Het bestuderen van weefselingroei in drie dimensies is echter moeilijk te bereiken met kwantitatieve nauwkeurigheid. De uitgebreide complexiteit van een 3D-omgeving vereist in vitro modellen van celmigratie die niet alleen inzicht kunnen geven in het gedrag van cellen, maar ook de materiaalconditie kunnen optimaliseren. Eerder gepubliceerde rapporten van 3D granulaire steigercelmigratie hebben topische seeding gebruikt om celgedrag te onderzoeken, infiltratie in de poreuze structuur en celmorfologiete rapporteren 13 en andere sferoïde kiemen14,15, waarbij de uitgroeilengte en het aantal spruiten worden gemeten. De migratielengtes van topische zaailingen kunnen ongelijk worden beïnvloed door zwaartekrachten en vanwege microscopiebeperkingen kunnen de resultaten niet longitudinaal zijn. De sferoïde kiemmethode is beperkt tot 2D-kwantificering via maximale projectie, die niet in staat is om het mechanisme van gecontroleerde invasie vast te leggen. Beide methoden worden gemeten in een xy-vlak, dat de nuance mist die nodig is om 3D-cellulaire beweging en scaffold-infiltratie volledig samen te vatten.
Dit protocol beschrijft twee benaderingen voor het kwantificeren van celmigratie, zoals in vitro infiltratie in de poreuze 3D granulaire hydrogelsteigers, met name met behulp van Microporeus gegloeid deeltje (MAP) steigers 16,17,18,19. Het doel van de volgende methoden is om het celgedrag in korrelige gels te bestuderen door de richting van hun migratie te controleren voor driedimensionale analyse. De eerste, op monolaag gebaseerde ascending migration assay (MAMA)-benadering, is een vereenvoudigd model van endogene celintegratie dat uniforme cel-materiaalinteracties illustreert en dient als een platform om de initiële omgeving weer te geven waarin cellen interlateren met granulaire hydrogels en om individueel gedrag te isoleren voorafgaand aan infiltratie van de steiger. De tweede, de parallel gelaagde uitgaande sferoïde migratietest (PLOSMA) -methode genoemd, is een 3D-cel sferoïde migratietest, die celbeweging onderzoekt wanneer deze volledig is omgeven door een complexe steigeromgeving en celbeweging na de bevalling modelleert, evenals beweging nadat cellen volledig een korrelige gel zijn binnengegaan.
Beide methoden zijn kwantificeerbaar door middel van 3D-beeldanalyse en kunnen worden toegepast op het bestuderen en optimaliseren van materiaal-celinteracties met behulp van longitudinale tijdstippen voor regeneratieve geneeskunde en weefselmanipulatietoepassingen, waarbij het bevorderen of beperken van celbeweging binnen de ontwerpcriteria valt. Bovendien maken deze methoden gebruik van plaatcentrifugatie voor een uniforme voorbereiding van de multiwell-test.

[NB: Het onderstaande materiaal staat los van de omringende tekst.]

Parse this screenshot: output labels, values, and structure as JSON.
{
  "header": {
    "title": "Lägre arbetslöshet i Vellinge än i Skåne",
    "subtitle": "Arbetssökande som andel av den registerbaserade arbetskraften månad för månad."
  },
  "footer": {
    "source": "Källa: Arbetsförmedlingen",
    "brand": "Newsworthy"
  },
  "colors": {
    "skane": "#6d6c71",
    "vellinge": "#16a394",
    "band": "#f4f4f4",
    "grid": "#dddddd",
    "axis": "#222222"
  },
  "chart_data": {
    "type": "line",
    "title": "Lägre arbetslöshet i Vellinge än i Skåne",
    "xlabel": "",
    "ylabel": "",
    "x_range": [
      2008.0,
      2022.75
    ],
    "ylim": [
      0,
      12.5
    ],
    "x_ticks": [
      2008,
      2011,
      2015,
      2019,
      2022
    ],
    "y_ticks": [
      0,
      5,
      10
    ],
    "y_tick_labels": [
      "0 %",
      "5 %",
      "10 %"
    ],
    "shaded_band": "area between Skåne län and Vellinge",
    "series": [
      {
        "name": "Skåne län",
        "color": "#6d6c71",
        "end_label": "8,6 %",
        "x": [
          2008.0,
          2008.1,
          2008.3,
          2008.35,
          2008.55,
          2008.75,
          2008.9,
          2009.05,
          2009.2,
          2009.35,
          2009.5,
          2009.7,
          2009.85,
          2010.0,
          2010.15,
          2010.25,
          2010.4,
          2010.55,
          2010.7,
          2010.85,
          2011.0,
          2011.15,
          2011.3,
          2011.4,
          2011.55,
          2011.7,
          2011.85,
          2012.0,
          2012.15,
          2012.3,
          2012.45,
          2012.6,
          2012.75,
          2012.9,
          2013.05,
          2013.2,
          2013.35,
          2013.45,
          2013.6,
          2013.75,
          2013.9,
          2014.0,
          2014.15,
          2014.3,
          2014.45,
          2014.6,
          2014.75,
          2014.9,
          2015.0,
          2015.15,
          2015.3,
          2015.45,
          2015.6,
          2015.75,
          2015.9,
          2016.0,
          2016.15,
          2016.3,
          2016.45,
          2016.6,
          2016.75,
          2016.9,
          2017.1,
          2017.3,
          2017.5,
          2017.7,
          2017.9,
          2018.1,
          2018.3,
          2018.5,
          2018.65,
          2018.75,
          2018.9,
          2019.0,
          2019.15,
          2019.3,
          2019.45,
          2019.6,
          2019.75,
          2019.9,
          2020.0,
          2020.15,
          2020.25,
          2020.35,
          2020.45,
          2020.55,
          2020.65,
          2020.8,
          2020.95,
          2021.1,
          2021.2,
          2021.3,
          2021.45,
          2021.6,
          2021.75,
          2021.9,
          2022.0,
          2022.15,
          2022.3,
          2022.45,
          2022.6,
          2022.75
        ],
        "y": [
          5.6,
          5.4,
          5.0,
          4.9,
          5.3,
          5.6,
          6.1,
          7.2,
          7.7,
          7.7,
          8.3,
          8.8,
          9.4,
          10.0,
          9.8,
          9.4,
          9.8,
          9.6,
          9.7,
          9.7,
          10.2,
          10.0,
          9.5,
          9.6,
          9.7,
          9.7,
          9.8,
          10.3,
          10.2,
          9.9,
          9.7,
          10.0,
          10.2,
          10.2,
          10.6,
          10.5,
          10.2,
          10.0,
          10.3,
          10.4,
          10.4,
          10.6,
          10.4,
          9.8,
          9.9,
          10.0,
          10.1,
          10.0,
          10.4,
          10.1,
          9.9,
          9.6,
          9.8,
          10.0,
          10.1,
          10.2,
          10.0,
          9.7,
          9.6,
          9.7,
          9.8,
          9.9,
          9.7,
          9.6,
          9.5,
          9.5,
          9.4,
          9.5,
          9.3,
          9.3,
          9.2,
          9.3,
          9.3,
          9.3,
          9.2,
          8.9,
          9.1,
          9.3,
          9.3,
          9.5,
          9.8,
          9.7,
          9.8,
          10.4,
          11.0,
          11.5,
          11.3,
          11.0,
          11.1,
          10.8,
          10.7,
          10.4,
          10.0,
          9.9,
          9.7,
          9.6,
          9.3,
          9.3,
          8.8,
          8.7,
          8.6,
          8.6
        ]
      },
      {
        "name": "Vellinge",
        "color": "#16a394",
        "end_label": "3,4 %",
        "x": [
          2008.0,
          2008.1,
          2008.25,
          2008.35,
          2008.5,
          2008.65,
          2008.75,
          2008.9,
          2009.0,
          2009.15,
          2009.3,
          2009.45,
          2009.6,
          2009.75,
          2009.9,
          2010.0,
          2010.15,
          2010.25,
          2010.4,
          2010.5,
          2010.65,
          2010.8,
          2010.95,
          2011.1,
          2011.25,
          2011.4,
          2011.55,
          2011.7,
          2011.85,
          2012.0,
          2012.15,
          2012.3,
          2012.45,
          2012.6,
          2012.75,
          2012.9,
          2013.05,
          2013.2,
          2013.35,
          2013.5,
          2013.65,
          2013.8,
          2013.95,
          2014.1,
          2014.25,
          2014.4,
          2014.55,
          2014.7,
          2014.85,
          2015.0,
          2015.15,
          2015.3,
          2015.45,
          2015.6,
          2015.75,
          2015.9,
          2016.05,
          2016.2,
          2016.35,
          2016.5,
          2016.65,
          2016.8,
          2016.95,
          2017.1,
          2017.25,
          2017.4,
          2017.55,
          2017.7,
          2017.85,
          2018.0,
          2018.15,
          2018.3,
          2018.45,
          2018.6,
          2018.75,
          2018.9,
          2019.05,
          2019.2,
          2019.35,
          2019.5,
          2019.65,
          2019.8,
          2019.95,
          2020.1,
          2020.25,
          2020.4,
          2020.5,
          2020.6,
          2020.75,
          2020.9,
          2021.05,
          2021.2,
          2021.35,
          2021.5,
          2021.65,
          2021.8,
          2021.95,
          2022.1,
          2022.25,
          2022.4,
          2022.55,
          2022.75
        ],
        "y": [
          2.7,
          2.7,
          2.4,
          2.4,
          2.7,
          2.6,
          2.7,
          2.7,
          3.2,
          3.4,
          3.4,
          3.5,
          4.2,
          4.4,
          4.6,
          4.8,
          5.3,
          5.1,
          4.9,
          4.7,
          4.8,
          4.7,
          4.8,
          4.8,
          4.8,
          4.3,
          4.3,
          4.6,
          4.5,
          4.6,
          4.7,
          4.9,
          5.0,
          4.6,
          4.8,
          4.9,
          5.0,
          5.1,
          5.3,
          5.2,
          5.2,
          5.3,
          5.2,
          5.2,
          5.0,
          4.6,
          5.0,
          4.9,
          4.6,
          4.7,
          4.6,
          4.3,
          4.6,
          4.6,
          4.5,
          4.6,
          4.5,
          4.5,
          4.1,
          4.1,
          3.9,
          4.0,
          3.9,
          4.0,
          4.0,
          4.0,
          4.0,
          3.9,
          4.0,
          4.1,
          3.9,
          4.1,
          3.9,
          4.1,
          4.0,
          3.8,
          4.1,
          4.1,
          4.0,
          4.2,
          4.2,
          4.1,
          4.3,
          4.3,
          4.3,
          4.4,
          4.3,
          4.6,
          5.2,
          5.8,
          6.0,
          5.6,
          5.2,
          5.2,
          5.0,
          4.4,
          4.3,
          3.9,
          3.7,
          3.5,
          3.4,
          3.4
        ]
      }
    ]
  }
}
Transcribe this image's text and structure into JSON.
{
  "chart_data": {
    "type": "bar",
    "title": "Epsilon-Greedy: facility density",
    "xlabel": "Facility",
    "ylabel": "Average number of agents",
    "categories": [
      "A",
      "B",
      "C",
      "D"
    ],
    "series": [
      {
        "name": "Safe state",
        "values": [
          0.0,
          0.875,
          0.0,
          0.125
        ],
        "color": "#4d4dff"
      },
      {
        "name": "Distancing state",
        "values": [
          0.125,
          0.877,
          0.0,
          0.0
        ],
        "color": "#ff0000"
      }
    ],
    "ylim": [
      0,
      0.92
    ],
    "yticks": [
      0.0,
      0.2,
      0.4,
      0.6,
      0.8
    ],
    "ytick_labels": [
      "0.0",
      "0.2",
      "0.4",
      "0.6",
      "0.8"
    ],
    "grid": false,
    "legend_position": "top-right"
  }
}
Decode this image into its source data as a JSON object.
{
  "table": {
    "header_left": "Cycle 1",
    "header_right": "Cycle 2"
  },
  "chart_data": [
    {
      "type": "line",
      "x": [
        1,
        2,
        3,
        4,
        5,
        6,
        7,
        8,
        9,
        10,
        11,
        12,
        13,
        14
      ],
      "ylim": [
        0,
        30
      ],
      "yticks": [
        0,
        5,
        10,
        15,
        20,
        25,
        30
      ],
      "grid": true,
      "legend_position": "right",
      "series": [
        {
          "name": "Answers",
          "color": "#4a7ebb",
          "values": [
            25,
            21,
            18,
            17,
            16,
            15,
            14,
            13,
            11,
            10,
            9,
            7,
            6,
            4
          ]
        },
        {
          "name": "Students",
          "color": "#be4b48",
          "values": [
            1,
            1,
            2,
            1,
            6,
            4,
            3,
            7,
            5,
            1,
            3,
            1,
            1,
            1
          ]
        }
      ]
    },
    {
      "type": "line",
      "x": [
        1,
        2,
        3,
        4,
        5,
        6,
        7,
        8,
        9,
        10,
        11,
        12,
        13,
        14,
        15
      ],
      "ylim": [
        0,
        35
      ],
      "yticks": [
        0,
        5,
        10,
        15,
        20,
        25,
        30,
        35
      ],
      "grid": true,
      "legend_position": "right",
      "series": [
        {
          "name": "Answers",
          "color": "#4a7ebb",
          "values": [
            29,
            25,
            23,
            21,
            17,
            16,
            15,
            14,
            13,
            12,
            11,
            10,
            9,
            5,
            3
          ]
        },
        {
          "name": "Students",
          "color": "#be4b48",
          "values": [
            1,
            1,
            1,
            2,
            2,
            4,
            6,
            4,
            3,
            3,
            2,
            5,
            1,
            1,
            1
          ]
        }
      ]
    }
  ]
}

De details van de reagentia en de apparatuur die in het onderzoek zijn gebruikt, staan vermeld in de materiaaltabel.
1. Granulaire hydrogel voorbereiding
OPMERKING: MAP-deeltjes die in dit protocol worden gebruikt, zijn 3,2 wt% w/v gel met 45,88 mg/ml peg-mal (10 kDa), 0,82 mg/ml RGD, 8,06 mg/ml MethMal19 en 5,62 mg/ml MMP-2 afbreekbare crosslinker. De mechanische stijfheid van de gel is 15-20 kPa om overeen te komen met huidstijfheid17.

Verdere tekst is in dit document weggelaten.